I was perusing the World Dance Council (WDC) website the other day and came across this statement on their home page: “The WDC is the World authority for all Dance for both Amateurs and Professionals”. How can the WDC be the “world authority” when it is the World DanceSport Federation (WDSF), that is designated by the International Olympic Committee as the International Governing Body for DanceSport? Let’s compare the websites of the WDC and the WDSF to see what each one offers the amateur DanceSport competitor.
The Amateur League of the WDC lists two pages of competition rules, while the WDSF competition rules go on for 61 pages, with a number of supplemental documents. The WDSF rules cover everything from anti-doping, to proper organization of a competitive event, to the conduct of judges. In fact, there is an extensive supplementary section dealing specifically with the ethical behavior expected of adjudicators.
And the WDSF costume rules provide page after page of detailed descriptions of what is and is not allowed in competition, complete with diagrams. A particularly detailed description exists for the costuming of juvenile and junior competitors. The WDC’s costume rules for amateurs on the other hand, state only that costumes must be “in compliance with each of the Ballroom and Latin-american disciplines” and that they “shall conform with accepted norms for men and women in competition-dancing.” There is nothing listed on the WDC website to guide the parent on age-appropriate costuming for children.
And how important and significant does the WDC consider its amateur competitors to be? It devotes only one page to photo galleries from the limited number of WDC amateur competitions, with the last update being a competition that took place over six months ago. The WDSF, on the other hand, has close to 1,000 pages of photos from its competitions, including many of the most recent ones from 2014 supplemented by scores of videos.

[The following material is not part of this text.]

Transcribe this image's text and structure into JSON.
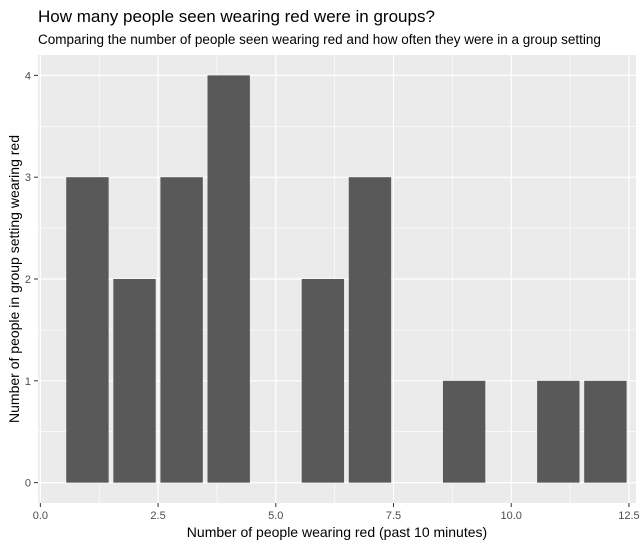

And to top it off, the Chair of the WDC Amateur League is a professional whom the amateurs had no role in selecting, leaving one to wonder how much freedom competitors have within the Amateur League to chart their own course within the WDC. The WDSF, on the other hand, has an Athletes Commission where athletes may voice their opinion on a variety of subjects in a democratic manner and are surveyed on their interests and concerns. There is also a separate Professional Division so that professionals have their own area within the WDSF where issues specific to professionals may be addressed.
Competitors have the right to choose which competitive events they will enter. However, competitors who choose only to dance in WDC-affiliated amateur competitions are doing themselves a great disservice, and depriving themselves of the opportunity to compete in the world’s largest, most competitive and most comprehensive system of DanceSport competitions in the world – those organized under the WDSF umbrella and its network of over 90 national federations.